In 1861. Britain and America almost went to war during the winter of 1861-1862. We call it the Trent Affair. Why did we almost go to war?

Because the US—in the midst of civil war—was in “existential mode” and on a strategic hair-trigger. Britain was supplying high-tech weapons to the Confederacy, and also the delivery vehicles to get them past the Union blockade. Worse yet Britain (along with France) might recognize the Confederacy at any moment. In the eyes of the Lincoln administration, Britain was a real strategic threat.

This is why the Britain-US analogy (as in the verse fragment above) is relevant: China is challenging the US; the US is actively containing China across a great ocean; disputes between China and US local allies threaten an incident, followed by crisis; both nations feel threatened by each other; and thus, both countries increasingly see each other as strategic threats. Plus, both nations fought each other in bloody war just a couple long generations back, in Korea, just like Britain and the US did in 1812.

But if Victorians seem too far-fetched and fantastical to tell us anything about today, the Trent crisis is still the best metaphor we have for thinking through our strategic naval situation with China. The most important question it asks us is this: When USS San Jacinto stopped and boarded a British flag vessel (Royal Mail Steamer Trent), forcibly (and illegally) removing Confederate envoys to the United Kingdom and France, why was there no war?

Remember, a lot of people on both sides of the Atlantic wanted war. Amanda Foreman’s book—A World On Fire—describes this amazingly intense Anglo-American crisis, much worse that anything that has happened yet between the US and China. But war did not happen.

Here are ten reasons why war between Britain and the US did not happen. In contrast, stacked like historical cordwood, are ten darker indicators why war—despite everything we say—might just happen between the United States and the Peoples Republic of China.

Number 1: Easy but overlooked—British elites simply had no narrative of war with the US in 1861. Do no discount this factor.
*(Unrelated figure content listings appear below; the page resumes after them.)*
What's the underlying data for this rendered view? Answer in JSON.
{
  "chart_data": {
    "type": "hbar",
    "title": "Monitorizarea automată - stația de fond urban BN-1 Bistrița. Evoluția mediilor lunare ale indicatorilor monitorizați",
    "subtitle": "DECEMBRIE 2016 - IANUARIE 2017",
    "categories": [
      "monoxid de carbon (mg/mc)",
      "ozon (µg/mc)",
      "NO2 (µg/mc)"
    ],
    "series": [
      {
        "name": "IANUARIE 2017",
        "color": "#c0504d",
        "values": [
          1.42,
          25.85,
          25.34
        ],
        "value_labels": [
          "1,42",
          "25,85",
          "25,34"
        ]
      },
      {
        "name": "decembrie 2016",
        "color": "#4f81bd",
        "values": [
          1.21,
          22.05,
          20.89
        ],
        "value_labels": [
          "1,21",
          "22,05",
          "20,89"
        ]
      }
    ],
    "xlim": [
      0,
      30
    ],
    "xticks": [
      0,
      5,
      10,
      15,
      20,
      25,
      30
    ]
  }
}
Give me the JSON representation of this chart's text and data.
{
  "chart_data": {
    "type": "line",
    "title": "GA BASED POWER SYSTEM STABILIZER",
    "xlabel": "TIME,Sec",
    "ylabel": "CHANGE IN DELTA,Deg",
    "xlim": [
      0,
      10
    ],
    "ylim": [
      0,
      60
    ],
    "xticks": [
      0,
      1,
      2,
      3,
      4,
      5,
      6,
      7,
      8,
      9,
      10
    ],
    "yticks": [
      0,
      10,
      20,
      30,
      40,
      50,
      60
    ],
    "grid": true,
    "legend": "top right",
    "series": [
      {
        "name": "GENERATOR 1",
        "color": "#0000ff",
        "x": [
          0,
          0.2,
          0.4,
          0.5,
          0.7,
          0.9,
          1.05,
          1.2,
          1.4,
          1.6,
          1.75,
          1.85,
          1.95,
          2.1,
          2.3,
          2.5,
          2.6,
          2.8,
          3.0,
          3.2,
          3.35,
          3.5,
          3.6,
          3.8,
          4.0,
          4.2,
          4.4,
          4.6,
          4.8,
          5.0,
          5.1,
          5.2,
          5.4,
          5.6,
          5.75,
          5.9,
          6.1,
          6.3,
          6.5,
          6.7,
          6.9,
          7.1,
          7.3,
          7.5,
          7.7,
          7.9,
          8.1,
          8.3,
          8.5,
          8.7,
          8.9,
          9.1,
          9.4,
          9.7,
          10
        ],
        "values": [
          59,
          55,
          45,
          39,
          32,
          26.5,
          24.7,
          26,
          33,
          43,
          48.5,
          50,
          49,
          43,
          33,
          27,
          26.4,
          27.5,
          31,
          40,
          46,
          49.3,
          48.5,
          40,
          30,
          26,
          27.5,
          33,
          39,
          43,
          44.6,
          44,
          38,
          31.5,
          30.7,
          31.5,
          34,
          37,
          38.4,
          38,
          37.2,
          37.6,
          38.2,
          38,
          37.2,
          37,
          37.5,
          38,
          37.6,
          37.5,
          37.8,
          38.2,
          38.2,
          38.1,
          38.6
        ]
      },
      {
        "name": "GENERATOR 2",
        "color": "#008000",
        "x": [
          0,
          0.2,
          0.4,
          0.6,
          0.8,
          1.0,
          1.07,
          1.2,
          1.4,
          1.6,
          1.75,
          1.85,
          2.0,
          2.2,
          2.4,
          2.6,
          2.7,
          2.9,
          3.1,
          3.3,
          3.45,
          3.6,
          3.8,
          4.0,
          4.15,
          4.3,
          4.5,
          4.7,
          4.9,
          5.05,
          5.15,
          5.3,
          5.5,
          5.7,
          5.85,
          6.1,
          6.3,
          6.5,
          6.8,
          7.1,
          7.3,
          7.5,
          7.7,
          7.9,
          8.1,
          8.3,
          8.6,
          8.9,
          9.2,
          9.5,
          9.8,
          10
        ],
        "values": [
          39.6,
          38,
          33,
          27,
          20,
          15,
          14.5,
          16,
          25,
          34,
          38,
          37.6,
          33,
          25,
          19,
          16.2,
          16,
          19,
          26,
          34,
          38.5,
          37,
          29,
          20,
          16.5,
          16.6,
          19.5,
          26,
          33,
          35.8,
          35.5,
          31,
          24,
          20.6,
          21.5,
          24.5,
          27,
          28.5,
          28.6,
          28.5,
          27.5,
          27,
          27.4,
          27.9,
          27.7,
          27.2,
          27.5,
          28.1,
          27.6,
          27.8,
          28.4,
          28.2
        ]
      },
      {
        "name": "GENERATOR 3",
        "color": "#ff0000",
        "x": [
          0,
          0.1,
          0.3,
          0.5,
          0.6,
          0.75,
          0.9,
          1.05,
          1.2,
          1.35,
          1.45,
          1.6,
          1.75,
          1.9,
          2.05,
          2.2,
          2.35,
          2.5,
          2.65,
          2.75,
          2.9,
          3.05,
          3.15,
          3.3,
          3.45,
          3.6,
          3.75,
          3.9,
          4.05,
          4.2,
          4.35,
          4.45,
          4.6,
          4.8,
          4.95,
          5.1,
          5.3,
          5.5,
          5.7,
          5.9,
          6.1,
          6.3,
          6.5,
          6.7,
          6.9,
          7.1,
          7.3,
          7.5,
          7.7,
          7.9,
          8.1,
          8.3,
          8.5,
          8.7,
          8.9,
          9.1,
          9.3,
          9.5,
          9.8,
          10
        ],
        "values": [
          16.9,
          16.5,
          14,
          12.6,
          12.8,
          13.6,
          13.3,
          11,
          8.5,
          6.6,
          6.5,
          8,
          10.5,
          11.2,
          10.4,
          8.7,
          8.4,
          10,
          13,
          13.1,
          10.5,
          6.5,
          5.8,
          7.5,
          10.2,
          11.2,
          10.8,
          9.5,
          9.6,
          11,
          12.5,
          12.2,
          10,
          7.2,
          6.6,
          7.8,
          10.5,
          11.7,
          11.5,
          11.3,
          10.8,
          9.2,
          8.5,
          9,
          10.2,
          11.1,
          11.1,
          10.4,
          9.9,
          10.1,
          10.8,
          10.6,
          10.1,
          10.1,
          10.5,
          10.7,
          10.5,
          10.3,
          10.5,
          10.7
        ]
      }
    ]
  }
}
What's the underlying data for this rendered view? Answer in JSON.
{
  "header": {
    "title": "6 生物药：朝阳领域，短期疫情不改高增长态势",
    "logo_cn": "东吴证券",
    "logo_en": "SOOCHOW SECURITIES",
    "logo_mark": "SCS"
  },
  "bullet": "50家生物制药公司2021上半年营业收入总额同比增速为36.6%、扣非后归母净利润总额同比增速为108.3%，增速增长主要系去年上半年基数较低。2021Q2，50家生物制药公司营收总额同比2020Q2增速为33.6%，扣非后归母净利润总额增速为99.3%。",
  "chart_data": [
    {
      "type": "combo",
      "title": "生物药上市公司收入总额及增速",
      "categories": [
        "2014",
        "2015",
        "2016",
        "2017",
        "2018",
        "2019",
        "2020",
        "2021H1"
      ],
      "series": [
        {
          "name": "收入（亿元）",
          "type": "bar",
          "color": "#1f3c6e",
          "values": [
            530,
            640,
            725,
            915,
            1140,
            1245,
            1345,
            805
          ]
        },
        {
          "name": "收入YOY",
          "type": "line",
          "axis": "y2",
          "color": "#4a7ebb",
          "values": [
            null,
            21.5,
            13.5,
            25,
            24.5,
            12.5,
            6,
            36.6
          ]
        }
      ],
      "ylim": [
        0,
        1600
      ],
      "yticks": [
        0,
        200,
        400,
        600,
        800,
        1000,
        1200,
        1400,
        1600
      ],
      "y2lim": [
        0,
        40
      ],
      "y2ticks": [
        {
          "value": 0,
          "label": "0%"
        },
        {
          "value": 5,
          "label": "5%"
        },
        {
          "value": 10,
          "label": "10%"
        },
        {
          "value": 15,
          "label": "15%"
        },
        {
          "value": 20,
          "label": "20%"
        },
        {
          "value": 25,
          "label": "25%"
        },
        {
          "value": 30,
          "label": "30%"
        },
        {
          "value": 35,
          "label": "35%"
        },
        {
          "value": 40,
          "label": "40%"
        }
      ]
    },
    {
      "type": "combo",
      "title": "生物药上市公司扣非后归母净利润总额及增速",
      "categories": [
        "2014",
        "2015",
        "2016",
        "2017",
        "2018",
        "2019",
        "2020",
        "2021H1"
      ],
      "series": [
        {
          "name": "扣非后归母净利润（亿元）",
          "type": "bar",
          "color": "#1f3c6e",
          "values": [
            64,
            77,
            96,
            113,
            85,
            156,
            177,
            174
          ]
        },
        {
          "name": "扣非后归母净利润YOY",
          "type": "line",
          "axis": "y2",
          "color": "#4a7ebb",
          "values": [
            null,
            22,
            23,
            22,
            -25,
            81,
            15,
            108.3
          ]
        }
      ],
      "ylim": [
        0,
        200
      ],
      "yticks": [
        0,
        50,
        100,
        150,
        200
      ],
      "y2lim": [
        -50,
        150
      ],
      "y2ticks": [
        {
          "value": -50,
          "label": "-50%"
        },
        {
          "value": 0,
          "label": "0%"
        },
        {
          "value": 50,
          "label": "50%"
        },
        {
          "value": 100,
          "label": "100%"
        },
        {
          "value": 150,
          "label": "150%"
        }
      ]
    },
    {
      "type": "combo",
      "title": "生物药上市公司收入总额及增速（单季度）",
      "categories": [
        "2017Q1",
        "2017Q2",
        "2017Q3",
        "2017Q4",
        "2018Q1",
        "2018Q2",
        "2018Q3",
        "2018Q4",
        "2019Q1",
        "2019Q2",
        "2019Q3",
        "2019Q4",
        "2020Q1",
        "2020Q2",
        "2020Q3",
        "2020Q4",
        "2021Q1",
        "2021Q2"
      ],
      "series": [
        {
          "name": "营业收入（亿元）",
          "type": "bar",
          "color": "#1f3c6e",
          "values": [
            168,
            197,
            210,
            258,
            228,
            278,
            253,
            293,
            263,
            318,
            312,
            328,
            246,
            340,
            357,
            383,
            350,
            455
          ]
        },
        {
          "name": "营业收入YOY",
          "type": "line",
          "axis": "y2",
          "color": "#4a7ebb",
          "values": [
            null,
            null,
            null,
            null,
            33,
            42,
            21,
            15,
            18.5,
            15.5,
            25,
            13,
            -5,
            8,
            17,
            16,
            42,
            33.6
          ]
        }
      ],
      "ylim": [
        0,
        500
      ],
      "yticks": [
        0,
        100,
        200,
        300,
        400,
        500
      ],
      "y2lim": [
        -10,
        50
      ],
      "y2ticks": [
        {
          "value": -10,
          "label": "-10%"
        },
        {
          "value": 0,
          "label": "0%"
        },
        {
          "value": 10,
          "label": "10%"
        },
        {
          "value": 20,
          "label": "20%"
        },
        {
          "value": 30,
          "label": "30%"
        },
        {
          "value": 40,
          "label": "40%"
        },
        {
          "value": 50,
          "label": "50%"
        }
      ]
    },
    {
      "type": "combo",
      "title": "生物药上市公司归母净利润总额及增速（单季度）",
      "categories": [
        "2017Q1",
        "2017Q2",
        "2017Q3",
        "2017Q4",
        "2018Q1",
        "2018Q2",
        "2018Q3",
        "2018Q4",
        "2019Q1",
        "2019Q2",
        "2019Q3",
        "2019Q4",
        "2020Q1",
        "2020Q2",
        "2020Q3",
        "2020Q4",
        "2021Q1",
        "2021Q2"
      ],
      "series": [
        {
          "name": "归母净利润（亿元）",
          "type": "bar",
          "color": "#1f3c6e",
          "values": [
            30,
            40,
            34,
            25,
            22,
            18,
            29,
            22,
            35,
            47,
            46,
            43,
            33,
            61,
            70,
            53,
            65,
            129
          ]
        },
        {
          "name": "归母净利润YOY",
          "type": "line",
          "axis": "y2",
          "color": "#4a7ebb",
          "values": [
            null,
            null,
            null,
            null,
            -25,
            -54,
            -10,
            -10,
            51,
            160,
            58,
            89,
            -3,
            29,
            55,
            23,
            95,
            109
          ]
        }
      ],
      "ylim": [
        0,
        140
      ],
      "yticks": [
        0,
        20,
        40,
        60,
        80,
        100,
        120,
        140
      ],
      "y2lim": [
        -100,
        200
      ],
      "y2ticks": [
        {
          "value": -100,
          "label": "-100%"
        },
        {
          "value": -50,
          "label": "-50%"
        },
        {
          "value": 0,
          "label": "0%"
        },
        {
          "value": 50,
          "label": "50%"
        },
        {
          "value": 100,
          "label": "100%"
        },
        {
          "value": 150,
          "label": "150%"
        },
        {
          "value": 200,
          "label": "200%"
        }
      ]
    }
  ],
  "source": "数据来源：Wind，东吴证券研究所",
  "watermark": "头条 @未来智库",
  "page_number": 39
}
In every war ever fought, “The Narrative” is the biggest (and the deepest) factor in the decision to go to war. Because there was no developed canon of a British-American War, there was no constituency in place for conflict, and no collective expectation waiting to be activated.

There was not even a popular press playing out war stories about fighting Americans. Not so today. The narrative is strong like a drumbeat, and everywhere you can read the likes of “America’s Coming War With China.” War has not only been imagined, it already has its dramatic framing. In a score of breathless—“what would war look like”—media narratives, it has already been imagined. For their part, the People’s Liberation Army (PLA)/ People’s Liberation Army Navy (PLAN) is lashed on by the dark symbols and legacies of the century of Chinese shame and degradation—to ring in a restoration of Chinese greatness.